Angola: reactions to Savimbi death

Generalised hopes for peace as President Santos visits Washington. In Lisbon, rumours that US intelligence was behind the death of Savimbi.

President Jose Eduardo dos Santos’ visit to Washington was scheduled around a month ago and curiously, on the eve of the visit, the rebel movement UNITA’s leader Jonas Savimbi was killed by Angolan government troops.

White House spokesperson Richard Boucher declared that George Bush will ask President Santos to proceed with peace after 27 years of a bloody civil war which has left 100,000 dead and a further 100,000 maimed.

The Bush administration, without expressing sorrow for the death of Jonas Savimbi, despite his having been a privileged ally of Washington for decades, described him as “a new victim of the war which should have finished a long time ago”.

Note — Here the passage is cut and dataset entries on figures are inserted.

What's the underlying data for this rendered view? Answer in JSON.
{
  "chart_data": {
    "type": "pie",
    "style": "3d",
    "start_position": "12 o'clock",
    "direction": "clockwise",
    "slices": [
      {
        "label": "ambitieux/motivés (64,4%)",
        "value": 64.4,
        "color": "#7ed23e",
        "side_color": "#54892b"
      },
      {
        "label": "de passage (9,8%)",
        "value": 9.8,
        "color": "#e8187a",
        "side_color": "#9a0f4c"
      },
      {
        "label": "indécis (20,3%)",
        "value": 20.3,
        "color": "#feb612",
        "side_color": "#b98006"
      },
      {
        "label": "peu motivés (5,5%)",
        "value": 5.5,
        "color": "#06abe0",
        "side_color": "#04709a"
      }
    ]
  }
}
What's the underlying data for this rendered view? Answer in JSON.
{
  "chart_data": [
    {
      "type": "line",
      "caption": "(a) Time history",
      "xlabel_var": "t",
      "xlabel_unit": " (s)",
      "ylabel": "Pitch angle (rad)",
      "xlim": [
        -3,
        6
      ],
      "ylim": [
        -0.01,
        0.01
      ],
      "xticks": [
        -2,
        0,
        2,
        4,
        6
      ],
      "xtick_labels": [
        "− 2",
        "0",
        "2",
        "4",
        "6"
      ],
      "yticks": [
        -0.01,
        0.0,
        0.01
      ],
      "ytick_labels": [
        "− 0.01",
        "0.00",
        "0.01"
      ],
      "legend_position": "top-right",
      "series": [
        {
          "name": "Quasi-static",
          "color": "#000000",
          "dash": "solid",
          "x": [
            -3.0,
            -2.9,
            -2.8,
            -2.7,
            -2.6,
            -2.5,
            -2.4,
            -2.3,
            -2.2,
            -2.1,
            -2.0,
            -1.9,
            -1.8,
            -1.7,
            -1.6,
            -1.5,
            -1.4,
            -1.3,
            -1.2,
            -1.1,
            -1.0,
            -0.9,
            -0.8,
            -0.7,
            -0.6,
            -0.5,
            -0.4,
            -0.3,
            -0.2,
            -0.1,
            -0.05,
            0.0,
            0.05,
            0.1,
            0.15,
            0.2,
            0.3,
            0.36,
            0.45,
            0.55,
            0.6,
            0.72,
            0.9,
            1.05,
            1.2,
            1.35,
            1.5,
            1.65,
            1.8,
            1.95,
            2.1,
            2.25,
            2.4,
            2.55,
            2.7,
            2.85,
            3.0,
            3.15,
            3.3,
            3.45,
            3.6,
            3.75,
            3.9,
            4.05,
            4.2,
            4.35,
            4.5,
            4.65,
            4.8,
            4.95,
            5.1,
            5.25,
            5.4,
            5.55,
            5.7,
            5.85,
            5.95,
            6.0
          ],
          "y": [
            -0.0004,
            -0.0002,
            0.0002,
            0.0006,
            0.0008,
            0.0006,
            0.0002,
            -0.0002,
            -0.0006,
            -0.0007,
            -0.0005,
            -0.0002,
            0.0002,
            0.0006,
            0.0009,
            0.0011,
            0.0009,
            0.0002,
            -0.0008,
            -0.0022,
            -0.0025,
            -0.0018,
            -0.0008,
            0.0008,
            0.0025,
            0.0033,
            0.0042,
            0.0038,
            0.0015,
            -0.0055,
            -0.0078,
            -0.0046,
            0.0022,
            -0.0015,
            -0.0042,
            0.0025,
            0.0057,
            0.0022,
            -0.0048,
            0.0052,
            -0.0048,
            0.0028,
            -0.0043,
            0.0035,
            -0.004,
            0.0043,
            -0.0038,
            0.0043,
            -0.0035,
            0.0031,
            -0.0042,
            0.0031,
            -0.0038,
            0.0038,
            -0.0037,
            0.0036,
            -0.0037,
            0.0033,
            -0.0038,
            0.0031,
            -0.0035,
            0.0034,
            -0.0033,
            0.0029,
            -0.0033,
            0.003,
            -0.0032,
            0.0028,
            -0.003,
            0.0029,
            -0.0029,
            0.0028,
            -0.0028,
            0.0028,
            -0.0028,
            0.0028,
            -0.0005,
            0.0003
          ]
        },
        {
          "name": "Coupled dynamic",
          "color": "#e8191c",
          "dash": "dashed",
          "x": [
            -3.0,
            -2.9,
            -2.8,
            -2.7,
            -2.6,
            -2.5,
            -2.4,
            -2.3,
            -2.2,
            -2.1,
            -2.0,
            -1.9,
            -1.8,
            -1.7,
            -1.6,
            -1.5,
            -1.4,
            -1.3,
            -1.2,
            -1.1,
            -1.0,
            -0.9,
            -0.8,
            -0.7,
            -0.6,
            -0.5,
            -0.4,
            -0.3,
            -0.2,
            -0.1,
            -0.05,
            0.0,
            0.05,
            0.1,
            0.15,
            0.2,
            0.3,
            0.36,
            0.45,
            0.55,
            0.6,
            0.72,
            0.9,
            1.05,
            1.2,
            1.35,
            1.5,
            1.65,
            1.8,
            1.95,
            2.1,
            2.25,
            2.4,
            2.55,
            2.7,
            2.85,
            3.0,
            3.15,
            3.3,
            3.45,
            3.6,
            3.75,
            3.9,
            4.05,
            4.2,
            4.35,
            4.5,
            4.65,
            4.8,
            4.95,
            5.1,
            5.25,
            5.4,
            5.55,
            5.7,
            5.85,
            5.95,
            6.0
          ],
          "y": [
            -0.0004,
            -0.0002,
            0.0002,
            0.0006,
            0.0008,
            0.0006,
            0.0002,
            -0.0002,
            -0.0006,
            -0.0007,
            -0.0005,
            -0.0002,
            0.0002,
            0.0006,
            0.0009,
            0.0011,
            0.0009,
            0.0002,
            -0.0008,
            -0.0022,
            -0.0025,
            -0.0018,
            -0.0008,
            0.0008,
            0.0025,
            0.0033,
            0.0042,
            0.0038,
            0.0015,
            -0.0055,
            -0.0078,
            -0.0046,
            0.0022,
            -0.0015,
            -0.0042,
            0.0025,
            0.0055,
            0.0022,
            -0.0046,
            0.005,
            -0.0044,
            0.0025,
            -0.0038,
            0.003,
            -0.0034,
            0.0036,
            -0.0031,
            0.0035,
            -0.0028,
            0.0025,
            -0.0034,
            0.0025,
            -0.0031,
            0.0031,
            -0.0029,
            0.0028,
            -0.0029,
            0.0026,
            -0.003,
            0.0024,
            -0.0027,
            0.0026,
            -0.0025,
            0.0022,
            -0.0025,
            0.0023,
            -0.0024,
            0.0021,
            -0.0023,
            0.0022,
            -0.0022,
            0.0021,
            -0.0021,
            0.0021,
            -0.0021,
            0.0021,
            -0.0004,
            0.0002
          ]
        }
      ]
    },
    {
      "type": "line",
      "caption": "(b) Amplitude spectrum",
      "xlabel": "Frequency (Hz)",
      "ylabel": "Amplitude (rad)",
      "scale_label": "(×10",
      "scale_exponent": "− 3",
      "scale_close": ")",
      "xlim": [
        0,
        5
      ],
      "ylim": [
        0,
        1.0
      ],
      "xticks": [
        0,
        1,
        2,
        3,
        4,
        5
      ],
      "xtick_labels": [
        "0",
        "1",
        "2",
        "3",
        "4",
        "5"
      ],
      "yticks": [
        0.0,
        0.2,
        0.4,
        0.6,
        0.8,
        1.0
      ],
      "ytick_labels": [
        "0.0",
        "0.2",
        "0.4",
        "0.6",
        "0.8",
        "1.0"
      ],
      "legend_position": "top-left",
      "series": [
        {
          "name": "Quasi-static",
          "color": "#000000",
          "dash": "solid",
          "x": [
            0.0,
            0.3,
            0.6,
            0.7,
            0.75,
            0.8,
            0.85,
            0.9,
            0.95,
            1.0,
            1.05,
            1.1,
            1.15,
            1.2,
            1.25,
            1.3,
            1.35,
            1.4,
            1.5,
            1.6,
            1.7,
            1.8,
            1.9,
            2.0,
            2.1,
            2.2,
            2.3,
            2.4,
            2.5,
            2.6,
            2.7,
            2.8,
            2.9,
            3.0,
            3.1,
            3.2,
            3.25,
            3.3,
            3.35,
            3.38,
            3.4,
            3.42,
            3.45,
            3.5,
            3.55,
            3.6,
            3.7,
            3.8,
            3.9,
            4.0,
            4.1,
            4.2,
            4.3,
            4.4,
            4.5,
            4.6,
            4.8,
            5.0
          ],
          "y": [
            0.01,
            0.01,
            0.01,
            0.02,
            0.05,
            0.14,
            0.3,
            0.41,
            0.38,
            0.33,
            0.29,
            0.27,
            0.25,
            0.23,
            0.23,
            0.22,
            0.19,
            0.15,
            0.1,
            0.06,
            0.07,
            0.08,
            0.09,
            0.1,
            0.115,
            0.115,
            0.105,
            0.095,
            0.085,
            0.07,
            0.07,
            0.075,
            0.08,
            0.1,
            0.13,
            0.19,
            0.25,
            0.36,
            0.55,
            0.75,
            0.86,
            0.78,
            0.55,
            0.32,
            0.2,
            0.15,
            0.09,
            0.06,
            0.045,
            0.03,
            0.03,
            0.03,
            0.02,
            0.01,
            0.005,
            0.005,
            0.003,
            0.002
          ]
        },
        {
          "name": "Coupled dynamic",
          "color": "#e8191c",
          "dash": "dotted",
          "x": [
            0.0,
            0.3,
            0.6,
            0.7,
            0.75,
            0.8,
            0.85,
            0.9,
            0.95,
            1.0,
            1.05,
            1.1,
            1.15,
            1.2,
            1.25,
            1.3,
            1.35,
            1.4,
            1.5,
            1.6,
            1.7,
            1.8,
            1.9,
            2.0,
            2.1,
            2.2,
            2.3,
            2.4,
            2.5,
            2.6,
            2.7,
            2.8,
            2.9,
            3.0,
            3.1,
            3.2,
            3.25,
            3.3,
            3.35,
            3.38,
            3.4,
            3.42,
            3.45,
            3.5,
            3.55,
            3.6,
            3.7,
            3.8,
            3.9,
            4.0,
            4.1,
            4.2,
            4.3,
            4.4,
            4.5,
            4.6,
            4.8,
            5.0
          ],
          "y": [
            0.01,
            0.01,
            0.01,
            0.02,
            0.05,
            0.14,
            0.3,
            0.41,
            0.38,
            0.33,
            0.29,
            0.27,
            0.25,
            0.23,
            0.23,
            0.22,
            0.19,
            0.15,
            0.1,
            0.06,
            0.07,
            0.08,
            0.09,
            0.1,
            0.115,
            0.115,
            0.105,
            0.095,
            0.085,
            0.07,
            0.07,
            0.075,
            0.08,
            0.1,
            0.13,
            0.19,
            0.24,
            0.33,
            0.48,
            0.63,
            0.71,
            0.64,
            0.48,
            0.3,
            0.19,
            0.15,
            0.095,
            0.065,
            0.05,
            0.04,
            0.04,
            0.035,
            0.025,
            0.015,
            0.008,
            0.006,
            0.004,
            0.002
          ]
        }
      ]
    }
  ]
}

The USA, Russian Federation and Portugal make up the troika of nations which are the observers of the Angolan peace process. The efforts of this troika resulted in the peace treaties of Bicesse (1991) and Lusaka (1994), both of which failed. The first, because the UNITA leadership was massacred in Luanda by MPLA after a hung election. Those leaders who managed to escape, Savimbi among them, fled back to the bush. Lusaka failed because UNITA did not seize the opportunity to disarm and integrate into the Angolan Armed Forces basically because Savimbi did not want to be vice-President.

Gone are the times when Jonas Savimbi was feted as a hero in Washington, being decorated by Ronald Reagan as a Freedom Fighter in 1986. As Cabinda’s oil became more and more important and as the USA became its main destination, UNITA was officially dropped.

Regarding the future, the Portuguese Foreign Minister, Dr. Jaime Gama, declared after his one-hour meeting with President Santos, that “he is committed to taking positive and very rapid steps” towards a lasting peace in Angola and that in the near, “but not immediate” future, there will be democratic elections.

The big question mark is what happens in the meantime. UNITA itself is divided internally. Although Antonio Sebastiao Dembo is the vice-President of UNITA and as such should naturally succeed Savimbi, others may covet the position, provoking na internal struggle. Certainly, UNITA declares that it was not a one-man movement. Abel Chivukuvuku, one of the senior figures in the movement, declares that MPLA did not finish when Agostinho Neto died, so neither will UNITA on the death of Jonas Savimbi. Chivukuvuku goes further, claiming that “The liquidation of Jonas Savimbi was always on the agenda of the MPLA...because it is the only party which can offer democracy to Angola”. He added that MPLA “also wants to physically liquidate other UNITA leaders in the bush” (a reference to number 2 General Antonio Dembo, General Paulo Lukamba Gato and Alcides Sakala). He went on to denounce that although the government had announced a complete cease-fire, this is not the case on the battle front. He states that UNITA fears that the government forces will try to eliminate as many of its leaders as possible before elections are called.

In Lisbon, Joao Soares, son of ex-president Mario Soares and ex-Mayor of Lisbon, who visited Savimbi on three occasions in Angola, suspects that Savimbi was killed as a result of US intelligence. “The truth is that it was probably the Americans who provided the satellite intelligence information which led to his death”. He also claims that MPLA uses former soldiers of the South African Defence Force as its mercenaries.

Both Jonas Savimbi and Jose Eduardo dos Santos, along with those around them, lived comfortable lives supported by commissions from the war effort and by sacking Angola’s vast natural wealth. President Santos is claimed by some to be one of the richest men in the world. Well may be step down, with the conscience that neither he not Savimbi served their people justly although either one could claim that there could never be peace without the disappearance of the other.